Maltas de capoeira6 também eram contratados para destruir comícios em época de eleição e segundo o mestre Pereira eles chegavam e arrebentavam com tudo.
5 PL 7150/02, do deputado Arnaldo Faria de Sá (PTB-SP).
6 Grupos de capoeiristas do Rio de Janeiro compostas principalmente de negros e mulatos, que lutavam e resistiam contra o sistema da época.
Ele continua relatando que a capoeira tinha uma força e uma energia muito grande. Tudo isso vinha da dor e, sobretudo, do que tinham passado, como dificuldades e necessidades, pois foram tirados da sua terra, de seu país, e escravizados. Eles não nasceram escravos e foi através das mãos do povo negro, com muito trabalho e muito sangue derramado, que o Brasil foi construído.
Para estarmos aqui hoje conversando e falando sobre a capoeira, sobre a cultura do povo, sobre a história do Brasil, o povo negro teve uma gigantesca contribuição, e todos os brasileiros têm um pouco do sangue desse povo, e ainda que não concordem, hoje estão bem por conta daquilo que os negros fizeram aqui.

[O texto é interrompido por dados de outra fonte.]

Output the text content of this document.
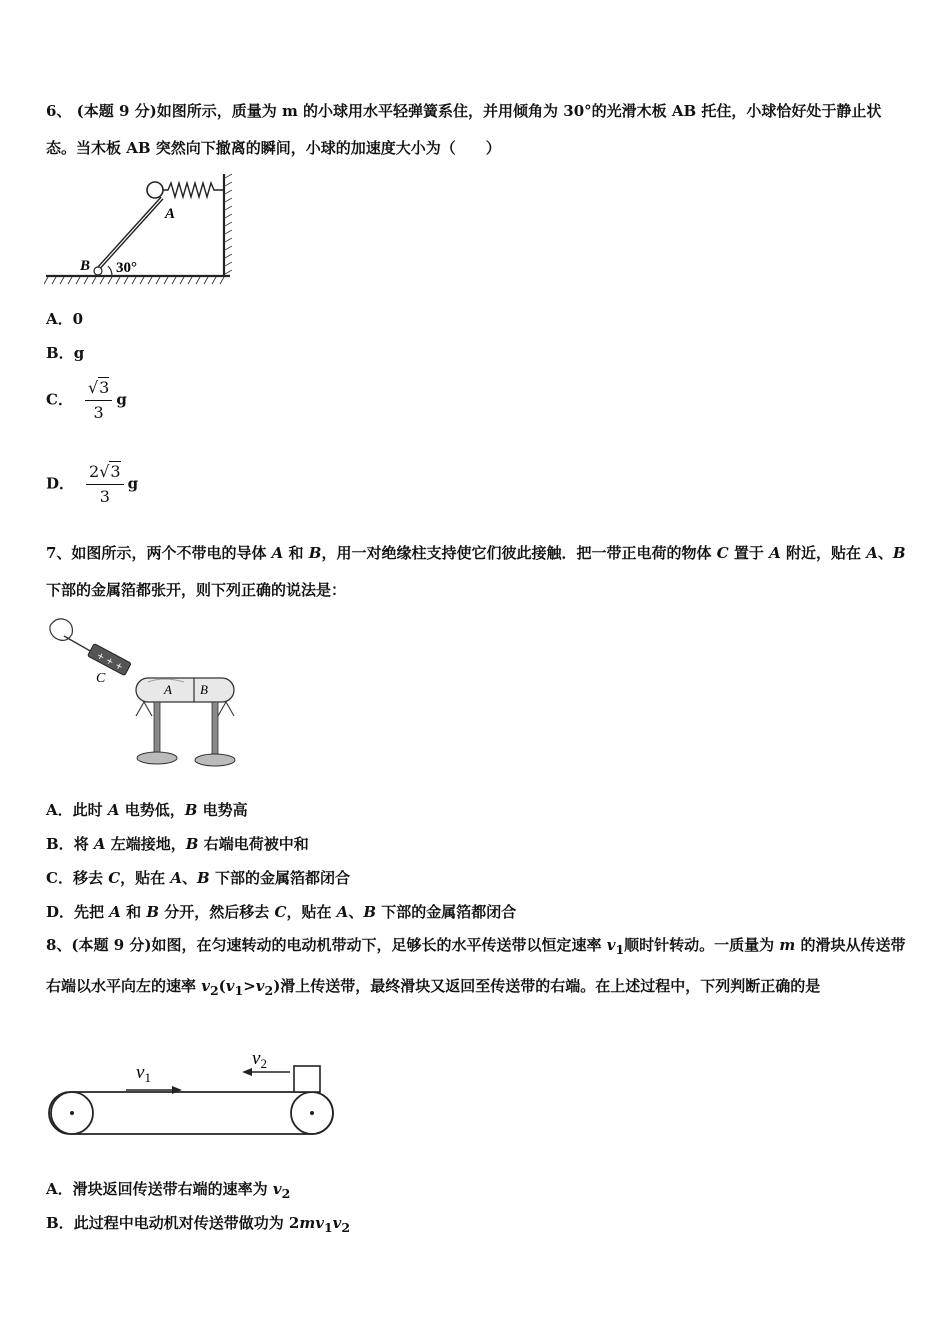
6、 (本题 9 分)如图所示，质量为 m 的小球用水平轻弹簧系住，并用倾角为 30°的光滑木板 AB 托住，小球恰好处于静止状态。当木板 AB 突然向下撤离的瞬间，小球的加速度大小为（　　）
A
B 30°
A．0
B．g
C． $\frac{√3}{3}$ g
D． $\frac{2√3}{3}$ g
7、如图所示，两个不带电的导体 A 和 B，用一对绝缘柱支持使它们彼此接触．把一带正电荷的物体 C 置于 A 附近，贴在 A、B 下部的金属箔都张开，则下列正确的说法是：
+ + +
C
A B
A．此时 A 电势低，B 电势高
B．将 A 左端接地，B 右端电荷被中和
C．移去 C，贴在 A、B 下部的金属箔都闭合
D．先把 A 和 B 分开，然后移去 C，贴在 A、B 下部的金属箔都闭合
8、(本题 9 分)如图，在匀速转动的电动机带动下，足够长的水平传送带以恒定速率 $v_1$顺时针转动。一质量为 m 的滑块从传送带右端以水平向左的速率 $v_2(v_1>v_2)$滑上传送带，最终滑块又返回至传送带的右端。在上述过程中，下列判断正确的是
$v_1$
$v_2$
A．滑块返回传送带右端的速率为 $v_2$
B．此过程中电动机对传送带做功为 $2mv_1v_2$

Durante um período da era Vargas, buscando atrair a simpatia do povo brasileiro, foi possível observar a liberação de manifestações culturais que estavam proibidas, dentre elas as afro-brasileiras como a capoeira, o samba e o candomblé. Mestre Pereira também relata que quando Getúlio percebe que iria perder a eleição, “libera” e abre uma “oportunidade” para os negros poderem votar, e isso é algo muito marcante na nossa história, que somente foi possível através de muito sangue derramado, pois muitos morreram pela “liberdade” que se tem hoje.
No decorrer da entrevista, refleti ainda mais sobre a importância da memória para se manter a história viva. Isso me levou a querer saber qual era a sua opinião sobre a oralidade, forma de ensinamento tão presente nesses povos. Sendo Pereira um mestre de capoeira, considero-o um porta voz dessa cultura e dessa memória, e por esse motivo quis saber como ele se sente ao ver algo que era tão marginalizado, ter ganhado tanta força e que hoje representa o Brasil, sem renunciar a sua língua e os seus costumes.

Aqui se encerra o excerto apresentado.